En l’espèce, au regard des très nombreuses défaillances relevées dans les contrôles techniques du 23 octobre 2023 puis du 2 novembre 2023, il apparaît que la responsabilité de la SARL BV CONTRÔLE dans la perte de chance de M. [S] [K] et Mme [I] [X] de ne pas acquérir le véhicule litigieux est très forte.
Par conséquent, la SARL BV CONTRÔLE sera condamnée solidairement avec M. [N] [F] au paiement des dommages et intérêts à hauteur de 1 701.60 euros.
4- Sur les mesures de fin de jugement
En application des dispositions de l’article 696 du code de procédure civile, M. [N] [F] et la SARL BV CONTRÔLE qui succombent à la présente instance seront condamnés in solidum aux dépens et tenus de verser à M. [S] [K] et Mme [I] [X] la somme de 1 000 euros au titre des frais irrépétibles.

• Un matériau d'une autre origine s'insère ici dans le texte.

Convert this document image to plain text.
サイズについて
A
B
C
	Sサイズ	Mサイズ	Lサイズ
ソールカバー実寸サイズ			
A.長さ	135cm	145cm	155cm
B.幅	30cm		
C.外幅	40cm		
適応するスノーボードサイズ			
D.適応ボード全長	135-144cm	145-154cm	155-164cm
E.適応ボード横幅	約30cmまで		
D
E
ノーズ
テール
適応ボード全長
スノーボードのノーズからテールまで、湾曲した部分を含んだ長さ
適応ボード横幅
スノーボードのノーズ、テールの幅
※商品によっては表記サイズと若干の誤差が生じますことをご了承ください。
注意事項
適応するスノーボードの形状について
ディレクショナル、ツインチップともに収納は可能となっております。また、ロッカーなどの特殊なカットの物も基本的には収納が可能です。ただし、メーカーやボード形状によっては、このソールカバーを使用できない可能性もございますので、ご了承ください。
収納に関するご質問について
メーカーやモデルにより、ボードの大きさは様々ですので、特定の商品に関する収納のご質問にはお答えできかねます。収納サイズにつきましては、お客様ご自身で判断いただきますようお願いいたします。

Conformément à l’article 514 du code de procédure civile, la présente décision est exécutoire de droit à titre provisoire.
PAR CES MOTIFS
Le Tribunal, statuant par jugement réputé contradictoire et en premier ressort, par mise à disposition au Greffe,
PRONONCE la résolution de la vente du véhicule RENAULT Mégane Scenic immatriculé [Immatriculation 7] intervenue le 28 octobre 2023 entre M. [S] [K] et Mme [I] [X] et M. [N] [F] entrepreneur individuel exerçant sous l’enseigne POP AUTO ;
CONDAMNE M. [N] [F] entrepreneur individuel exerçant sous l’enseigne POP AUTO à payer à M. [S] [K] et Mme [I] [X] la somme de 1 750 euros en restitution du prix de vente ;
CONDAMNE M. [N] [F] entrepreneur individuel exerçant sous l’enseigne POP AUTO à reprendre le véhicule où il est entreposé à ses frais exclusifs dans le délai de 15 jours à compter de la signification du présent jugement ;
DIT que passé ce délai, M. [N] [F] entrepreneur individuel exerçant sous l’enseigne POP AUTO y sera contraint par une astreinte provisoire de 20 euros par jour pendant un délai de deux mois ;
CONDAMNE M. [N] [F] entrepreneur individuel exerçant sous l’enseigne POP AUTO à payer à M. [S] [K] et Mme [I] [X] les sommes de :
77 euros de dommages et intérêts au titre du préjudice financier
1 050 euros de dommages et intérêts au titre du préjudice de jouissance
1 000 euros de dommages et intérêts au titre du préjudice moral ;
CONDAMNE la SARL BV CONTRÔLE solidairement avec M. [N] [F] entrepreneur individuel exerçant sous l’enseigne POP AUTO à hauteur de 1 701.60 euros à l’égard de M. [S] [K] et Mme [I] [X] ;
CONDAMNE solidairement M. [N] [F] entrepreneur individuel exerçant sous l’enseigne POP AUTO et la SARL BV CONTRÔLE à payer à M. [S] [K] et Mme [I] [X] la somme de 1 000 euros au titre de l’article 700 du code de procédure civile ;
CONDAMNE in solidum M. [N] [F] entrepreneur individuel exerçant sous l’enseigne POP AUTO et la SARL BV CONTRÔLE aux dépens ;
RAPPELLE que le présent jugement est exécutoire de droit à titre provisoire.
Ainsi, jugé et prononcé les jour, mois et an susdits, le présent jugement a été signé par Constance DESMORAT, Vice-président et Nathalie DEPIERROIS, Greffier.